Beginning with Christianity this relationship between religion and society began to weaken as the arenas of social interaction that form the basis of all social change grew at an accelerating rate in the modern world. Just as the relationship between culture and society is different in the globalising world of today than in earlier periods of history, or in small isolated non-literate communities such as the Australian Aborigines, so the need for an extension of culture into understandings that became known as religion, is very different and is satisfied in different ways.

I have attempted to show not only that everything in religion is related to our sociality, but that in order to understand our sociality, and how and why it should generate these very varied and continuously changing religious products it is necessary to bring in all the other academic disciplines that impinge in one way or another on the human condition: explaining our habitat and way of life, our biology and evolution, our culture, language and history, and the way all these factors in our experience are in constant change. This was never possible until the advent of Big History.


Christian D. 2004. Maps of Time. Los Angeles: University of California Press.

Jaspers K. 1953. The Origin and Goal of History. London: Routledge & K. Paul.

Newberg A. B., d'Aquili E. G., and Rause V. 2002. Why God won't Go Away: Brain Science and the Biology of Belief. New York: Ballantine.

Spooner B. (Ed.) 2015. Globalization: The Crucial Phase. Philadelphia: University of Pennsylvania Press for the Penn Museum of Archaeology and Anthropology.

Wilson E. O. 1971. The Insect Societies. Cambridge, MA: Harvard University Press.

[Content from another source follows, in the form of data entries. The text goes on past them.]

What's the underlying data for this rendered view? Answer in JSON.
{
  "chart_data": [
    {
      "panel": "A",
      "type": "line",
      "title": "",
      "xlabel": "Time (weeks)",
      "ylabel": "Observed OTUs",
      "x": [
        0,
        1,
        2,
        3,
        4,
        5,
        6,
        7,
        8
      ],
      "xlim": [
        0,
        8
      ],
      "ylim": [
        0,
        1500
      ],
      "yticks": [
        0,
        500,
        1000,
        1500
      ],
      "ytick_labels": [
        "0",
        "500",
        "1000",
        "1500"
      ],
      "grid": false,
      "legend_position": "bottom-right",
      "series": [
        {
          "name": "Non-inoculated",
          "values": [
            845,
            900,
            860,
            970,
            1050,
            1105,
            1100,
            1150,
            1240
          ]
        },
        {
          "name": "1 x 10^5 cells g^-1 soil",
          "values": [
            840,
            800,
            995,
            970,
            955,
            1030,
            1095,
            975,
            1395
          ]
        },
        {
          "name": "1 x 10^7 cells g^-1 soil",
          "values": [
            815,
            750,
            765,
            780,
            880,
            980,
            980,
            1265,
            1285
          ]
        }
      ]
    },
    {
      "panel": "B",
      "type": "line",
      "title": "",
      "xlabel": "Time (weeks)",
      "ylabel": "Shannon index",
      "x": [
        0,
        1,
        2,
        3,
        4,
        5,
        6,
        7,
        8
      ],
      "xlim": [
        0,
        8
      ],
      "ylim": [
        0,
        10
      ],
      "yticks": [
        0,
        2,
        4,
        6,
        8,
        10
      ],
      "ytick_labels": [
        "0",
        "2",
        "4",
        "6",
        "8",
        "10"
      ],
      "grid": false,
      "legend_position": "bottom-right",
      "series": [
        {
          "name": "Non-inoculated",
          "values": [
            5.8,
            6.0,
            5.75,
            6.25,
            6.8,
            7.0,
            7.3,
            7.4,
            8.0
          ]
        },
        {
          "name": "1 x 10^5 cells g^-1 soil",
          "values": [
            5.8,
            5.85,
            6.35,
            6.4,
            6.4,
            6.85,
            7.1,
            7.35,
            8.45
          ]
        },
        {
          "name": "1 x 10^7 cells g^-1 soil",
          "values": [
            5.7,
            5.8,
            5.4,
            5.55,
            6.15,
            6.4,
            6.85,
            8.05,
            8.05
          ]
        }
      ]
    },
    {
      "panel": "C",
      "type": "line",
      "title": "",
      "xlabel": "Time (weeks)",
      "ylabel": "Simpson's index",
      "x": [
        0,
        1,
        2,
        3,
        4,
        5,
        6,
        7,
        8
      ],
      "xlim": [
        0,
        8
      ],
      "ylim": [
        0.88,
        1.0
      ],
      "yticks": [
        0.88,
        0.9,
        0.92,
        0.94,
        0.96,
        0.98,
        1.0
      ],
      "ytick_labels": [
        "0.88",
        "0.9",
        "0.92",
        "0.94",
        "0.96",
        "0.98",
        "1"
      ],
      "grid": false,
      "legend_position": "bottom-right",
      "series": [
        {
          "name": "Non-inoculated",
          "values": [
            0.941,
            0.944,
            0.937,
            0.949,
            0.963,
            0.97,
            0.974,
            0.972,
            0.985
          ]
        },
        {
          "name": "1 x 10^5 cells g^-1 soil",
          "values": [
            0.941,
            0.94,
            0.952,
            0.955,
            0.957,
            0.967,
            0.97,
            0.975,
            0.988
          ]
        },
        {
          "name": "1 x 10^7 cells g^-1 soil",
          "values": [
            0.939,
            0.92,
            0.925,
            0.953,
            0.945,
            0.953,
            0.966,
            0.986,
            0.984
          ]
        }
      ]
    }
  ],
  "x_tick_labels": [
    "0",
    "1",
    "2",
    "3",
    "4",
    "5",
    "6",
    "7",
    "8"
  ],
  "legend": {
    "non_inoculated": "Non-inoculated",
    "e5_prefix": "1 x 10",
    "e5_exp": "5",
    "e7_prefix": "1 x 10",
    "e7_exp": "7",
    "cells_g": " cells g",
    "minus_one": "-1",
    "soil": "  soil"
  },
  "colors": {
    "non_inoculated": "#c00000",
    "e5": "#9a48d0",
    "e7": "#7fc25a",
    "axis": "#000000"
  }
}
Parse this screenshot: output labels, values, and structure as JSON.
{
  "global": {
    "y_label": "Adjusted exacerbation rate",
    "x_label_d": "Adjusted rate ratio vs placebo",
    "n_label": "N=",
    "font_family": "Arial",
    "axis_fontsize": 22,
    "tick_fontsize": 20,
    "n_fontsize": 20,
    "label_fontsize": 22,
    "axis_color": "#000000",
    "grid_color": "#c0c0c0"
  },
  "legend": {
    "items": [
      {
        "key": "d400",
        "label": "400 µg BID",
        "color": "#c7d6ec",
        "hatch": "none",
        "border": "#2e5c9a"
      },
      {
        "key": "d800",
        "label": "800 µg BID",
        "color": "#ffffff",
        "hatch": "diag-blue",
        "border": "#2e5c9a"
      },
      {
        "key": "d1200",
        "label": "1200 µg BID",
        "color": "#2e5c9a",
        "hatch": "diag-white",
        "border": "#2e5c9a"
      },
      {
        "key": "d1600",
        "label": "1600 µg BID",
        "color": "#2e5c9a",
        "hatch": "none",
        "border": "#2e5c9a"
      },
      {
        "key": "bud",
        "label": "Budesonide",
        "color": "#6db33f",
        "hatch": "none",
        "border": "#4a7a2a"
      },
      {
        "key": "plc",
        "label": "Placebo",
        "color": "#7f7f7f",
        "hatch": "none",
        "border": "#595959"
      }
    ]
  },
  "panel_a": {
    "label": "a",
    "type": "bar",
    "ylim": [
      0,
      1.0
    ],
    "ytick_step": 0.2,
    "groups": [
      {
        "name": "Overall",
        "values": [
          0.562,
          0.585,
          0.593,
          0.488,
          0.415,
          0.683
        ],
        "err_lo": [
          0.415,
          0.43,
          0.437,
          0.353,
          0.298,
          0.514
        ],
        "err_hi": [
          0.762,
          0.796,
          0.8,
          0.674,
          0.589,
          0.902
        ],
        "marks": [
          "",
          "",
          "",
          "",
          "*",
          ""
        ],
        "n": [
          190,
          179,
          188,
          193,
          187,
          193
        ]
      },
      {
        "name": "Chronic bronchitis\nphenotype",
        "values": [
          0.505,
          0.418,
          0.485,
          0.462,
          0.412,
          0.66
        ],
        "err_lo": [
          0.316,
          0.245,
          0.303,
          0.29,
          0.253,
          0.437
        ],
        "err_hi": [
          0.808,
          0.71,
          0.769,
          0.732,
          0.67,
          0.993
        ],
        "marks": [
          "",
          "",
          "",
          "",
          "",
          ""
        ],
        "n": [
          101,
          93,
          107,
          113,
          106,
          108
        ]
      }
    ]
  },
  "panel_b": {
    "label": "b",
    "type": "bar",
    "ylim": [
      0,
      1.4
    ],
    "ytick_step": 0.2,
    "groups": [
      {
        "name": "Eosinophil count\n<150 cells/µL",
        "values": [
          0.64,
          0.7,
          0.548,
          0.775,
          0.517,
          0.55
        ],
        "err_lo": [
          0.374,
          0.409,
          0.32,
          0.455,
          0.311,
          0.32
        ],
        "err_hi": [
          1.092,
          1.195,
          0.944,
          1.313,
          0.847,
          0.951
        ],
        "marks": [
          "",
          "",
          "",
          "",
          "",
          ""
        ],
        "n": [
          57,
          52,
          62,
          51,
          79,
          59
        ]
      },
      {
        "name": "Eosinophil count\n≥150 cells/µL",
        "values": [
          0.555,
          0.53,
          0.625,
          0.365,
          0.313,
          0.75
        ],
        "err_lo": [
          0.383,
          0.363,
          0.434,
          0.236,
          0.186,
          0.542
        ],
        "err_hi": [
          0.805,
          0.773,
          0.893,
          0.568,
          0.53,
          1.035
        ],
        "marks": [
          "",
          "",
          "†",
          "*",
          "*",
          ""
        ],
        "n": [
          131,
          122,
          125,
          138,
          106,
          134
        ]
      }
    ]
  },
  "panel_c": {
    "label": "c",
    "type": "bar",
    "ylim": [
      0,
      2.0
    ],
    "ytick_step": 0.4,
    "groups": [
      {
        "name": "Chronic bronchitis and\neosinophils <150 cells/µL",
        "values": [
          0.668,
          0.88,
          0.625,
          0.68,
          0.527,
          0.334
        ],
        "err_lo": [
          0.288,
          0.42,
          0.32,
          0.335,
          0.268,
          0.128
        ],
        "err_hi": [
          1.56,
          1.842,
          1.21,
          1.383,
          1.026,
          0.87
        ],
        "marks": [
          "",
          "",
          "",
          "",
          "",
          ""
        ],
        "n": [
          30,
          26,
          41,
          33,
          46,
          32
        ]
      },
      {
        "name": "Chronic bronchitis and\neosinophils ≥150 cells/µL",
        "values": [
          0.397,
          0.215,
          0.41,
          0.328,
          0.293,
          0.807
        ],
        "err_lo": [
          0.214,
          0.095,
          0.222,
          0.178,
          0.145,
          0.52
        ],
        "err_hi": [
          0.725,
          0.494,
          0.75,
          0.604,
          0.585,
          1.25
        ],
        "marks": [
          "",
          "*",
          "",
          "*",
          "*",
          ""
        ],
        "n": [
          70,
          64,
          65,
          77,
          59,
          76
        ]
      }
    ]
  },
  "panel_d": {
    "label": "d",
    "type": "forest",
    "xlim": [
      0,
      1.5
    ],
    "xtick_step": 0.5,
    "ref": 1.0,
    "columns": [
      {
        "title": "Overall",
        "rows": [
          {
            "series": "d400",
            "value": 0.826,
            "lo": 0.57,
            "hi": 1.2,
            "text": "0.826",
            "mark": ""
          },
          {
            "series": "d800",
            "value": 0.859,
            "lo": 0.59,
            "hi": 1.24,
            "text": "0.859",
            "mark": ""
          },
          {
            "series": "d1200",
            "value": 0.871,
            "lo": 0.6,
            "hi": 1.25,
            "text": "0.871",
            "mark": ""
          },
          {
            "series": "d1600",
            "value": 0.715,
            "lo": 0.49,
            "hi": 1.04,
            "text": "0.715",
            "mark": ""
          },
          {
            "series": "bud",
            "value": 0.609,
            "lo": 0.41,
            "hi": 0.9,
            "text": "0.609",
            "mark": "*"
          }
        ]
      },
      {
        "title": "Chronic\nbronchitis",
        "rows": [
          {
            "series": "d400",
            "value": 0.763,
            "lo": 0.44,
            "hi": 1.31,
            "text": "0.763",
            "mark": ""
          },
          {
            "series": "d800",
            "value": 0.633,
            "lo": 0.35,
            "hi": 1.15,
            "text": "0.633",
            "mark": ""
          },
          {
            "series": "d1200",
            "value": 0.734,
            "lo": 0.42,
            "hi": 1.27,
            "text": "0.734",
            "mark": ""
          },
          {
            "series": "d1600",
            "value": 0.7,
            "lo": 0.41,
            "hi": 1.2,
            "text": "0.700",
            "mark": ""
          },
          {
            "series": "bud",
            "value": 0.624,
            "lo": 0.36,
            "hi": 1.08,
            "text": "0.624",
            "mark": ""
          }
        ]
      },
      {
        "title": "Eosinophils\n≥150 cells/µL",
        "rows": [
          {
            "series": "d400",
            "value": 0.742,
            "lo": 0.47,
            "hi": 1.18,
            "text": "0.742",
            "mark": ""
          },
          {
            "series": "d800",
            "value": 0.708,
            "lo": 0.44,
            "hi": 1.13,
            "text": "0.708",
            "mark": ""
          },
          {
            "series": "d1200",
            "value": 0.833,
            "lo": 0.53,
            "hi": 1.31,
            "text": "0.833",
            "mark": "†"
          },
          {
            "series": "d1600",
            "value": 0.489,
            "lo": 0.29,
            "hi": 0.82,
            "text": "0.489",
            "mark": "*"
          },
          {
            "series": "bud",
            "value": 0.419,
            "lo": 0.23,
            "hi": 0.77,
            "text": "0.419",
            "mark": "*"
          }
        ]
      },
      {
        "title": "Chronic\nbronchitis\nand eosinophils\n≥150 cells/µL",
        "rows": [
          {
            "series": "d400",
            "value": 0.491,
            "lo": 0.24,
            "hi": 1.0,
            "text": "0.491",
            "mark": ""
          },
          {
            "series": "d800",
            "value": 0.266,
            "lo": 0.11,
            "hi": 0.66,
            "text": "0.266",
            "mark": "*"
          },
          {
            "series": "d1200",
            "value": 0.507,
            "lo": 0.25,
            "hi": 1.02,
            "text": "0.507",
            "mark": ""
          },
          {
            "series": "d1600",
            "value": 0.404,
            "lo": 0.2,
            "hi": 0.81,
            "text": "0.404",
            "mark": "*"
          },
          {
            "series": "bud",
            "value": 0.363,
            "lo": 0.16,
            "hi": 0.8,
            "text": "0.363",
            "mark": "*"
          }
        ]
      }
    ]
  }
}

[1] Which may explain why the Society of Friends (otherwise known as Quakers), which began in mid-17th century England as the most radical of a plethora of non-conformist Protestant movements, among whom Gerrard Winstanley in 1651 preached ‘the Republic of Heaven’, began in several of its Meetings a few years ago to spawn subgroups of ‘Non-Theists’.

[2] Jaspers observed that all the major philosophical and religious teachings in world history began with Confucius, Gautama (the Buddha), Socrates, Zoroaster and others within the period from 800 to 200 BCE.